Bug 133596

Summary: LTC20983- IBM Java2-142 JVM Crashes (i686)
Product: [openSUSE] SUSE LINUX 10.0 Reporter: Brad Murphy <bradmurphy>
Component: X11 ApplicationsAssignee: Daniel Bornkessel <dbornkessel>
Status: RESOLVED WONTFIX QA Contact: Adrian Schröter <adrian.schroeter>
Severity: Normal    
Priority: P5 - None CC: bugproxy, corryk
Version: Final   
Target Milestone: ---   
Hardware: i686   
OS: SuSE Linux 10.0   
Whiteboard:
Found By: Development Services Priority:
Business Priority: Blocker: ---
Marketing QA Status: --- IT Deployment: ---
Attachments: javacore.txt file
gam_error_sigaction.patch

Description Brad Murphy 2005-11-12 21:40:00 UTC
The IBM JVM (IBMJava2-142-ia32-SDK-1.4.2-3.0.i386.rpm) crashes when starting Eclipse 3.1.  Sometimes Eclipse starts and then crashes in the middle of working, but most of the time it crashes during startup.  When launched from the console, the following error appears:
   JVMDG217: Dump Handler is Processing Signal 11 - Please Wait.
I did not find any core dump from the JVM.  The Sun 1.4.2 JVM works just fine.  I am running SuSE 10 (OSS) with kernel 2.6.13-15-default (non-GPL).  It works on SuSE 9.3, which is what I used before.
Comment 1 Michael Gross 2005-11-14 15:41:03 UTC
Please always choose the correct component and version.
Daniel: Can this be supported in that fashion?
Comment 2 Daniel Bornkessel 2005-11-14 19:22:16 UTC
Kevin, do you by any chance know what this could cause?
It seems like a JVM bug ... is there any chance to get more information?
Comment 3 Kevin Corry 2005-11-14 19:39:04 UTC
Hi Daniel,
I really don't know anything about Java. About the only thing I can do is mirror this back to the LTC and try to forward it on to someone in the Java software group. Likewise for bug 133703 and bug 133706.

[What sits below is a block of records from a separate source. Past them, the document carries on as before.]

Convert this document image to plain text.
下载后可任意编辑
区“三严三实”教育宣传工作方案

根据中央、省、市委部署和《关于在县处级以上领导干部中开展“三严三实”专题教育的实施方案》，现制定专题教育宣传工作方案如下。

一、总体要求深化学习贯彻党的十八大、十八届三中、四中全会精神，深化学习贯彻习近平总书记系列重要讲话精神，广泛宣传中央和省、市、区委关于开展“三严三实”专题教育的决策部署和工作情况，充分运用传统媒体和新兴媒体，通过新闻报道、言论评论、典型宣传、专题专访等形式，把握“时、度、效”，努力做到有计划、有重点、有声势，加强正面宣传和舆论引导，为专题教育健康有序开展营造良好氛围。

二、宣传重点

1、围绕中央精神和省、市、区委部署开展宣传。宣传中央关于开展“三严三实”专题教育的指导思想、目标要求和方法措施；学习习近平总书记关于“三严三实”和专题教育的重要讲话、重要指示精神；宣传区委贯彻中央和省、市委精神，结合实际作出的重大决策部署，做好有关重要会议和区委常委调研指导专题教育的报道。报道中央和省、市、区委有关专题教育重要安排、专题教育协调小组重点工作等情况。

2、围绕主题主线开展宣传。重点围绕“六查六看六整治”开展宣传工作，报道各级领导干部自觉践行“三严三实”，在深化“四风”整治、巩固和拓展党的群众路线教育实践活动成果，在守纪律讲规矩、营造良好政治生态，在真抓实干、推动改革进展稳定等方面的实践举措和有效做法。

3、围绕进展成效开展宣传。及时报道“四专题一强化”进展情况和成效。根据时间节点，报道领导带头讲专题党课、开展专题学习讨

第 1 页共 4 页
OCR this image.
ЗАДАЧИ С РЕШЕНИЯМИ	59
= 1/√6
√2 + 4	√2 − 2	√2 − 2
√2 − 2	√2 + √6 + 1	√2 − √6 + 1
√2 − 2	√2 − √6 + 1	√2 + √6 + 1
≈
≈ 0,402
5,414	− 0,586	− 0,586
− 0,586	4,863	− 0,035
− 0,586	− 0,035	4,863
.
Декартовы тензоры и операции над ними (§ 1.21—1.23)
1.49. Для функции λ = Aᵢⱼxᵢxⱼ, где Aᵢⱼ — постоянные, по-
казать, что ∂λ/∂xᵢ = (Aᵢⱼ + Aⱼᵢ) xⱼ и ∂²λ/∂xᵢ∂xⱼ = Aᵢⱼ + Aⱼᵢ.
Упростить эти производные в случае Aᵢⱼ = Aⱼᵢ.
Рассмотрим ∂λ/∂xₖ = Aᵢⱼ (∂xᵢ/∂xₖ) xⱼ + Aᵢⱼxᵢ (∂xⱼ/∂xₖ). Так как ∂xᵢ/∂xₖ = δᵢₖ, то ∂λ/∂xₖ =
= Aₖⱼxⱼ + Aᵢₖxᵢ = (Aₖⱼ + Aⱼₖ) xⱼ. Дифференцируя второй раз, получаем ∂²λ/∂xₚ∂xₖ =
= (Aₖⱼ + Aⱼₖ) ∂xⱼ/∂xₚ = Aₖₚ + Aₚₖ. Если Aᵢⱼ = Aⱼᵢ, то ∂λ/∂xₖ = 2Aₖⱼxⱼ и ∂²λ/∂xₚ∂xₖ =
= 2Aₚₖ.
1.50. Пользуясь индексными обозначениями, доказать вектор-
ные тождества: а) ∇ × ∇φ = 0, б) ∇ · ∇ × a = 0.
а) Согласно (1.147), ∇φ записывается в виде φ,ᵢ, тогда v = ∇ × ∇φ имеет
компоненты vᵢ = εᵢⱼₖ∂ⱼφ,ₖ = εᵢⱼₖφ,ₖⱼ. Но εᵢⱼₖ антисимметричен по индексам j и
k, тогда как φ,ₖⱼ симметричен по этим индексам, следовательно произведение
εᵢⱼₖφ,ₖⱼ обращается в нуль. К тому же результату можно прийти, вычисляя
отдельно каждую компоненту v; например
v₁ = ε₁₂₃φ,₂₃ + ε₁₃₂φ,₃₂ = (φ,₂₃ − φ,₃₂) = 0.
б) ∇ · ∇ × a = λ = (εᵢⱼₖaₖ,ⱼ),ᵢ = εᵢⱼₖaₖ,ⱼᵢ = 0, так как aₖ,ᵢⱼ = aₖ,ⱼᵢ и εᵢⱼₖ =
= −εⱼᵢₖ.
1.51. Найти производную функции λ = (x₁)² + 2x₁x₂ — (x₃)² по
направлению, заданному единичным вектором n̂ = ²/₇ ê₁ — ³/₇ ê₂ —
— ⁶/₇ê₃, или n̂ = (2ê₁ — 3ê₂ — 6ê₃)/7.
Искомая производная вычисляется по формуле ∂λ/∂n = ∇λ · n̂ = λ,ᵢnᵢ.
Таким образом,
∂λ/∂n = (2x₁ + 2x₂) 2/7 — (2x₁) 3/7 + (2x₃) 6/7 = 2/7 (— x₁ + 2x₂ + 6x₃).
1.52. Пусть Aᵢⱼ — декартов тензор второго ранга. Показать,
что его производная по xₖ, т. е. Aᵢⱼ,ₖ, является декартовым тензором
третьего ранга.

Comment 4 LTC BugProxy 2006-01-10 20:49:17 UTC
What occurs if you start java with the Just-In-Time compiler disabled? That is, using the command line option of -Djava.compiler=NONE. Is this an emt64t system with an i386 version of SuSE installed? Also, do you see any difference if using the new Java 5 release ( http://www-128.ibm.com/developerworks/java/jdk/linux/download.html ) ?
Comment 5 LTC BugProxy 2006-01-10 20:54:30 UTC
Oh, also, does it generate a javacore.txt file by chance or a Linux core file if you ensure that ulimit -c unlimited ?
Comment 6 Brad Murphy 2006-01-13 13:22:01 UTC
Nothing changes when I start java with the JIT compiler disabled.  I haven't gotten a core or a javacore.txt with ulimit -c unlimited, but I have only let the crash run for a few minutes.  I'll let it run longer and see what happens.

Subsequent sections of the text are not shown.